Aber Mamilein war sicher nicht glücklicher über ihre kostbaren Rubine als ich über ein dünnes, bescheidenes Silberkettchen mit einem hellblauen Aquamarin daran und über die Karte, die zusammen mit dem Aquamarin in der Schachtel gelegen hatte. Die lag in meiner Handtasche, und ich hatte die wenigen Worte darauf wohl fünfzigmal gelesen: „Für die kleine Hausfrau, das Teufelsmädel, meinen guten Kameraden Vivi von Torsten.“
Aber das mit dem Teufelsmädel sollte er trotzdem zurücknehmen, der Racker!
„Aber Vivi“, rief da Mamilein plötzlich, „sag, warst du das im Theater neulich oder war es deine Doppelgängerin?“
„Nein, ich war es.

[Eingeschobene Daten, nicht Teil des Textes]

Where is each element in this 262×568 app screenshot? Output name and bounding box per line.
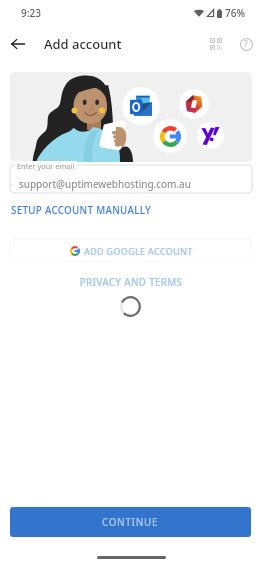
button[interactable]: CONTINUE — [10, 507, 251, 537]
button[interactable]: Scan QR code — [204, 32, 228, 56]
button[interactable]: SETUP ACCOUNT MANUALLY — [10, 203, 152, 218]
staticText: Enter your email — [17, 161, 75, 171]
staticText: 76% — [225, 6, 245, 20]
staticText: CONTINUE — [102, 516, 159, 529]
staticText: support@uptimewebhosting.com.au — [19, 177, 191, 191]
staticText: 9:23 — [21, 6, 41, 20]
staticText: ADD GOOGLE ACCOUNT — [84, 245, 193, 257]
staticText: Add account — [44, 35, 122, 53]
staticText: ? — [244, 38, 248, 50]
button[interactable]: PRIVACY AND TERMS — [0, 276, 262, 289]
button[interactable]: ADD GOOGLE ACCOUNT — [10, 239, 252, 262]
button[interactable]: Back — [5, 31, 31, 57]
button[interactable]: Help — [234, 32, 258, 56]
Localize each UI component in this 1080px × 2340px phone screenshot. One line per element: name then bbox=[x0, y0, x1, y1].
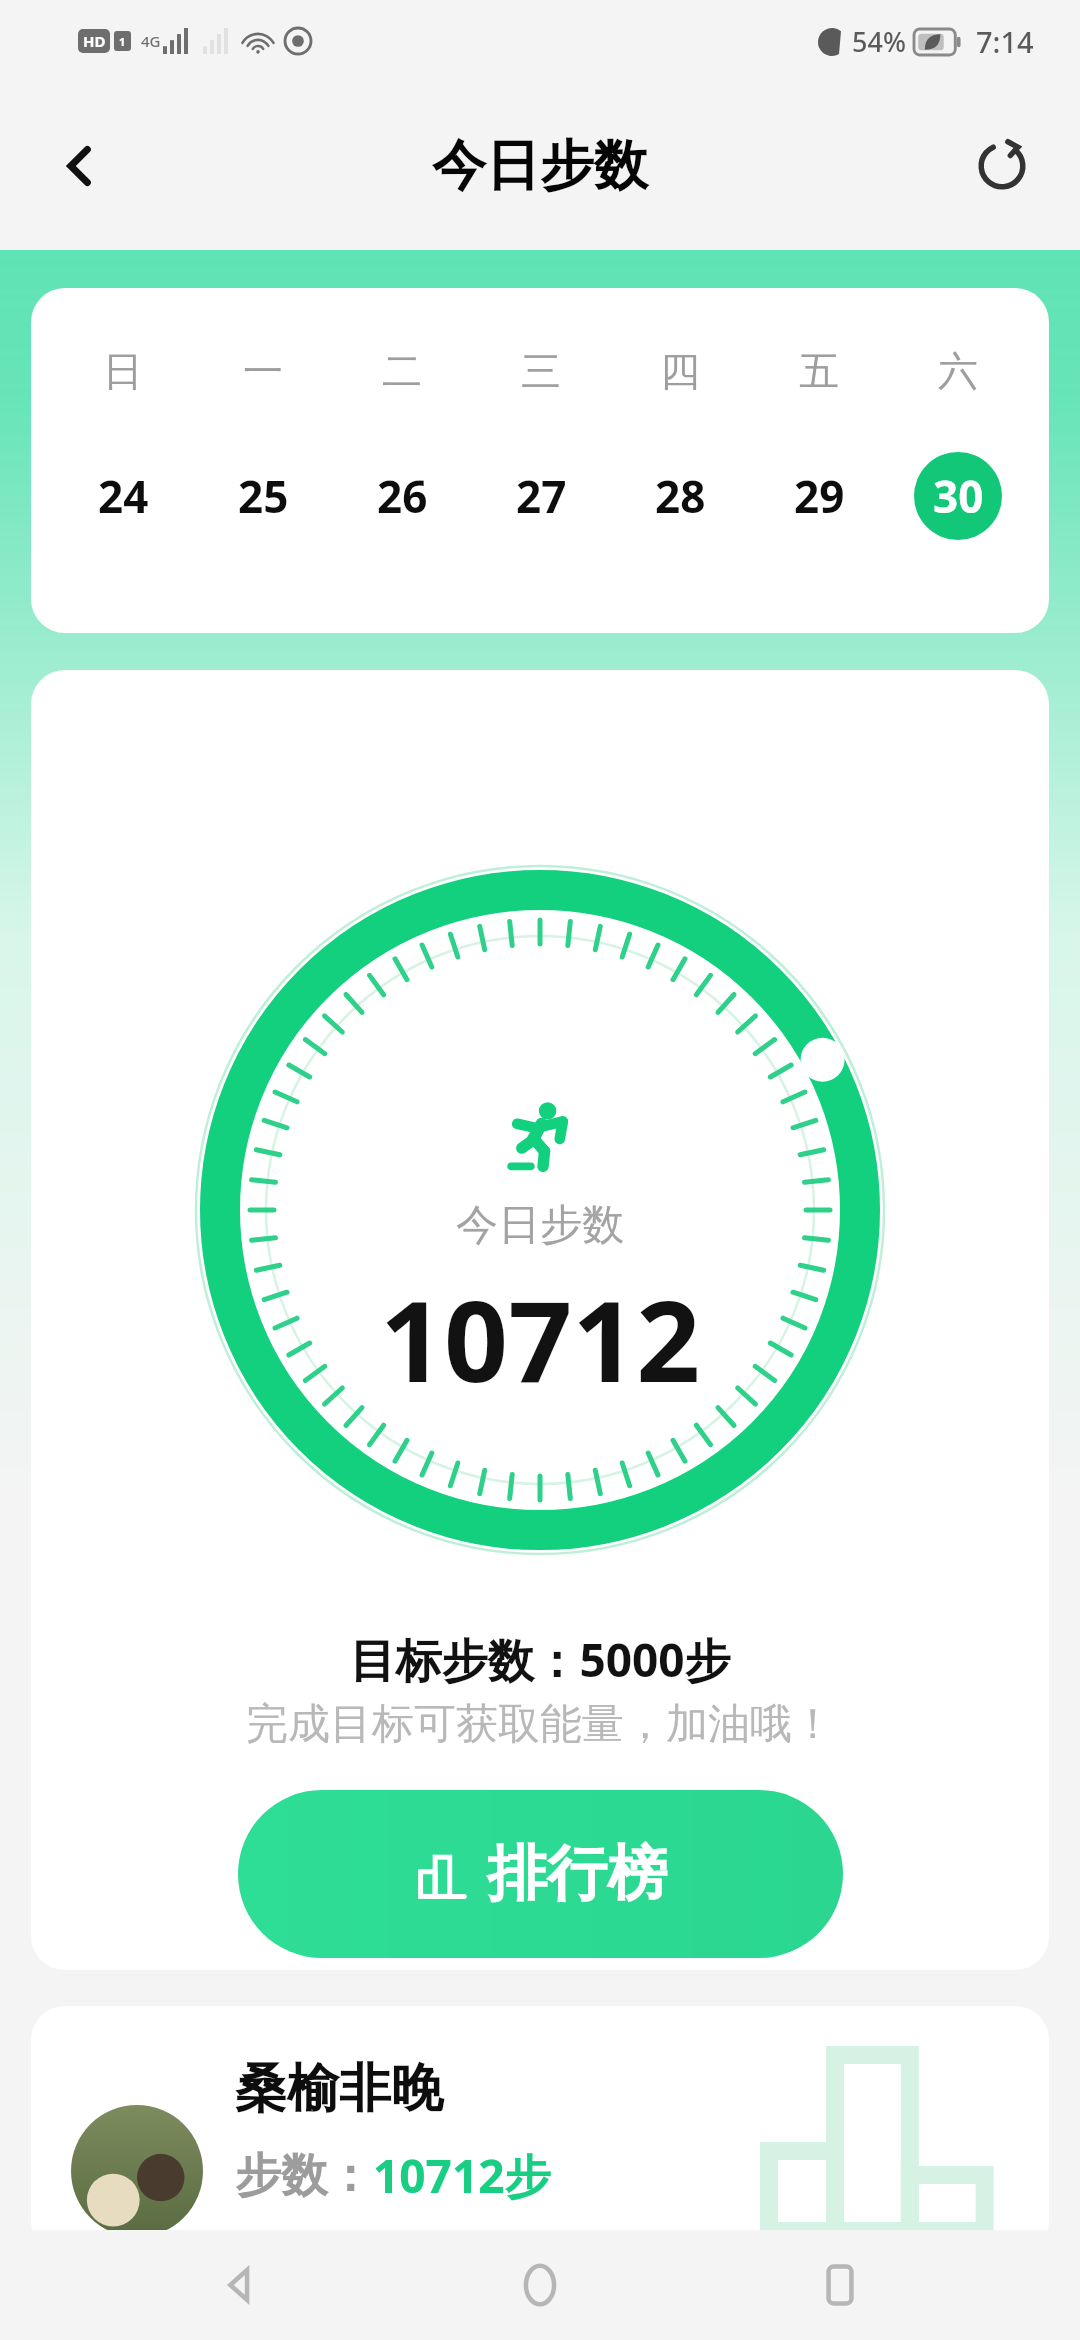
button[interactable]: Recents bbox=[780, 2230, 900, 2340]
button[interactable]: 日 bbox=[31, 288, 1049, 633]
staticText: 目标步数：5000步 bbox=[349, 1628, 731, 1691]
staticText: 六 bbox=[938, 346, 978, 396]
staticText: 完成目标可获取能量，加油哦！ bbox=[246, 1698, 834, 1751]
button[interactable]: 30 bbox=[914, 452, 1002, 540]
button[interactable]: Refresh bbox=[952, 116, 1052, 216]
staticText: 4G bbox=[141, 31, 161, 51]
staticText: 日 bbox=[103, 346, 143, 396]
button[interactable]: 29 bbox=[775, 452, 863, 540]
staticText: 五 bbox=[799, 346, 839, 396]
staticText: 1 bbox=[119, 34, 126, 49]
button[interactable]: Back bbox=[30, 116, 130, 216]
button[interactable]: 25 bbox=[219, 452, 307, 540]
button[interactable]: Home bbox=[480, 2230, 600, 2340]
button[interactable]: 24 bbox=[79, 452, 167, 540]
staticText: 27 bbox=[516, 466, 567, 526]
button[interactable]: 28 bbox=[636, 452, 724, 540]
staticText: 24 bbox=[98, 466, 149, 526]
button[interactable]: 26 bbox=[358, 452, 446, 540]
button[interactable]: 27 bbox=[497, 452, 585, 540]
staticText: 30 bbox=[933, 466, 984, 526]
staticText: 28 bbox=[655, 466, 706, 526]
staticText: 26 bbox=[377, 466, 428, 526]
staticText: 10712步 bbox=[373, 2144, 551, 2207]
staticText: 今日步数 bbox=[432, 132, 648, 200]
staticText: 今日步数 bbox=[456, 1199, 624, 1252]
button[interactable]: 桑榆非晚 bbox=[31, 2006, 1049, 2256]
staticText: 一 bbox=[243, 346, 283, 396]
staticText: 三 bbox=[521, 346, 561, 396]
staticText: 排行榜 bbox=[487, 1836, 667, 1912]
staticText: 二 bbox=[382, 346, 422, 396]
staticText: 四 bbox=[660, 346, 700, 396]
staticText: HD bbox=[83, 31, 106, 51]
staticText: 步数： bbox=[235, 2147, 373, 2205]
staticText: 54% bbox=[852, 23, 906, 60]
button[interactable]: Back bbox=[180, 2230, 300, 2340]
staticText: 29 bbox=[794, 466, 845, 526]
button[interactable]: 排行榜 bbox=[238, 1790, 843, 1958]
staticText: 桑榆非晚 bbox=[235, 2056, 443, 2122]
staticText: 7:14 bbox=[976, 22, 1034, 61]
staticText: 25 bbox=[238, 466, 289, 526]
staticText: 10712 bbox=[380, 1262, 701, 1415]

Aber ich mache jetzt Schluß, war bloß so ein Einfall von mir.“
„Na, ich muß schon sagen, du nimmst dich gut aus!“ sagte Mamilein. „Du hast hübsche Beine, Vivi, die hast du von mir.“
Eine unerklärliche Bitterkeit stieg in mir auf, und ich merkte selbst einen fremden Klang in meiner Stimme, als ich antwortete: „Ich habe wohl viel von dir, Mutter. Aber je älter ich werde, desto mehr merke ich, daß ich auch sehr viel von meinem Vater habe.“
Es entstand eine Pause, die zum Glück der kleine Tim mit seinem Geplauder unterbrach. Und dann wurde nicht mehr über meine Theatertätigkeit gesprochen.
Es war das erstemal, daß ich zu Mamilein Mutter gesagt hatte.
Bei der Nachmittagsvorstellung am nächsten Tag hatte ich aus Elsas Garderobe verschwinden müssen, denn Lilli Brandt, die Kollegin, mit der sie sie teilte, wirkte in dem neuen Stück mit. So mußte ich hinunter in die große Statistinnengarderobe, wo es keineswegs sehr behaglich war.
Mit Torsten konnte ich also nur sprechen, während wir tanzten und die Augen des Publikums auf uns hatten. Aber ich konnte ihm doch für den Aquamarin danken, und er gab mir in den Kulissen einen flüchtigen Kuß.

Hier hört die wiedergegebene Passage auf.